Often caught-up in venture hunting, startups end up being less alert to the insights from customer queries that could inform the broader business motive of customer satisfaction.
For ground-breaking startups, like biotech startups, patents are recommended. However, they should not be the barrier to prototyping. No prototype, no feedback. No feedback, no growth!
#9 – “Wrong Time, Wrong Place. That’s All.”
Mistiming and misplacement are both serious setbacks for startups. An untimely launch could be too early and predate the tech necessary to sustain a product, or could be too late and land a startup in an oversaturated market.
Even a well-timed product still risks launching in a location that cannot support it.
Startups must recalibrate their product development path to account for place and time.
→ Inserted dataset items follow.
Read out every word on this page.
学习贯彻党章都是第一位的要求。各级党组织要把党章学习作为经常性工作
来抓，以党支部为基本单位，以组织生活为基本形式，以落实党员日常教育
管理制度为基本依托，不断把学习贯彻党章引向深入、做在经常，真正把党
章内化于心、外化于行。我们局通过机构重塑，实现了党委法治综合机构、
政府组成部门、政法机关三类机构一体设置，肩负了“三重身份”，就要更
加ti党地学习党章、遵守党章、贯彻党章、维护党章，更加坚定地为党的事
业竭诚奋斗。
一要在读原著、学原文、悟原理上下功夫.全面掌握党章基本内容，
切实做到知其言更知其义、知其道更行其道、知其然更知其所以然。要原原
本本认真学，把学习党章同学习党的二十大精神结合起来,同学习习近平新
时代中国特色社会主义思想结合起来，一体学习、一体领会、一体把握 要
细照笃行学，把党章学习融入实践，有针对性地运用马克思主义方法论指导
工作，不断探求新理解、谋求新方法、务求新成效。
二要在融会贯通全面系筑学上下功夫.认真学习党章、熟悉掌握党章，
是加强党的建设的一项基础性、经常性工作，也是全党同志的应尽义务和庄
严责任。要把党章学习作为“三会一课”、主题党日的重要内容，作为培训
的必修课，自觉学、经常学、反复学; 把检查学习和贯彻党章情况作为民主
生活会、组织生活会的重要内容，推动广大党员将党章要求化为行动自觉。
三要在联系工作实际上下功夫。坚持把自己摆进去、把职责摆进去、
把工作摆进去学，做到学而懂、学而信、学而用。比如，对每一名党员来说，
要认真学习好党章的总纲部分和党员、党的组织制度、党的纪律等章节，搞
One way is to constantly research, ask questions, analyze competitors; and from the conclusion yielded, pivot and adapt for the market.
#10 – Quitting Too Soon
Some startups take off right away, while others take more time to gain traction. However, for the latter, there’s a 90% failure-rate chance it will not reach its first birthday.
The turbulent ups and downs of startup entrepreneurship calls for strategic endurance, and clever innovation. That’s why many startups today launch while already armed with a 5-year-growth-and-exit plan in hand, to cushion the unavoidable failures and setbacks along the way to success in the industry.
In summary, we all make mistakes, and startup businesses must be prepared to make more mistakes than most. The key to success, however, is to be mindful of them. If making mistakes is unavoidable, then learning to make fewer-smarter ones will save time, and guide better business decisions.